With every advancement in technology, we get a cacophony of voices telling us how the technology will cost jobs, crash the economy, make us less human, and many such more. When we look back on every such marker of technological progress, we find that the opposite is true. Each time more jobs were created, humankind benefited, and new forms of artistic expression were unlocked.
When Microsoft Word introduced the spellcheck and grammar check in 1983, we rang the death knell of the editor. 40 years later, the number of bad sentences we find in newspapers - online and offline - tell us that the obituaries were premature. In 2009, Grammarly hit the market, moving more people into the editors-are-dead camp. Today, most writing teams don't have copy editors. They rely on Word's Editor and Grammarly to ensure the content is grammatically correct.
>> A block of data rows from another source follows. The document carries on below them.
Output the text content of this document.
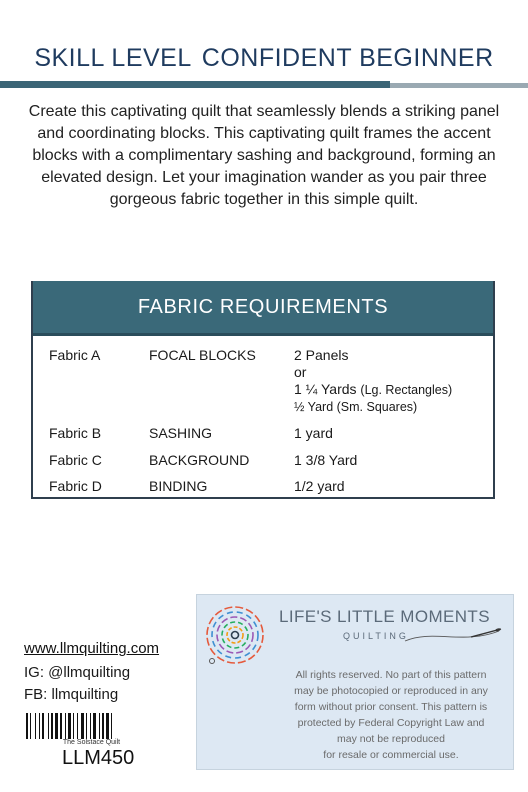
SKILL LEVEL CONFIDENT BEGINNER
Create this captivating quilt that seamlessly blends a striking panel and coordinating blocks. This captivating quilt frames the accent blocks with a complimentary sashing and background, forming an elevated design. Let your imagination wander as you pair three gorgeous fabric together in this simple quilt.
FABRIC REQUIREMENTS
Fabric A	FOCAL BLOCKS	2 Panels
or
1 ¼ Yards (Lg. Rectangles)
½ Yard (Sm. Squares)
Fabric B	SASHING	1 yard
Fabric C	BACKGROUND	1 3/8 Yard
Fabric D	BINDING	1/2 yard
www.llmquilting.com
IG: @llmquilting
FB: llmquilting
The Solstace Quilt
LLM450
LIFE'S LITTLE MOMENTS
QUILTING
All rights reserved. No part of this pattern
may be photocopied or reproduced in any
form without prior consent. This pattern is
protected by Federal Copyright Law and
may not be reproduced
for resale or commercial use.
The availability of these tools have raised another question - do writers in professions such as product documentation really need to have good grammar skills? What people miss when getting into this argument is that a tool by itself doesn't create skills in a person. They are most effective in the hands of skilled professionals who use them to augment their existing skills and experience. Canva in my hands is as useless as Grammarly in the hands of someone who is not a professional writer. Attempting to be a professional writer without strong grammar and spelling skills is akin to trying to be a taxi driver without knowing how to drive. True, Google Maps and Waze can tell you the fastest way to get there, but you will leave destruction in your wake.
To someone who doesn't understand the English language there is no difference between a bath and a shower, utilize and use, or such as and like. So even in a GPT world, such people will struggle since they will use the wrong words just because their vocabulary is insufficient. For instance, a non-physicist would refer to quantum physics as the laws that guide the movement of small particles. It isn't wrong, but it isn't accurate.
As the leader of a product documentation team, I must insist on hiring people with impeccable writing skills in English. Without that, the team will fail. Not only will the GPTs not give them correct answers, but even in areas such as localization. For instance, while amount and quantity may be synonyms, they have very distinct meanings in Inventory Management. Using them interchangeably will mean requiring human verification of each translation. Whatever savings you thought you would make by getting rid of the copy editor come back in a different form.
So before we make claims about how technology is making basic skills unnecessary, it's important to stop and consider the implications of the decision months and years down the road.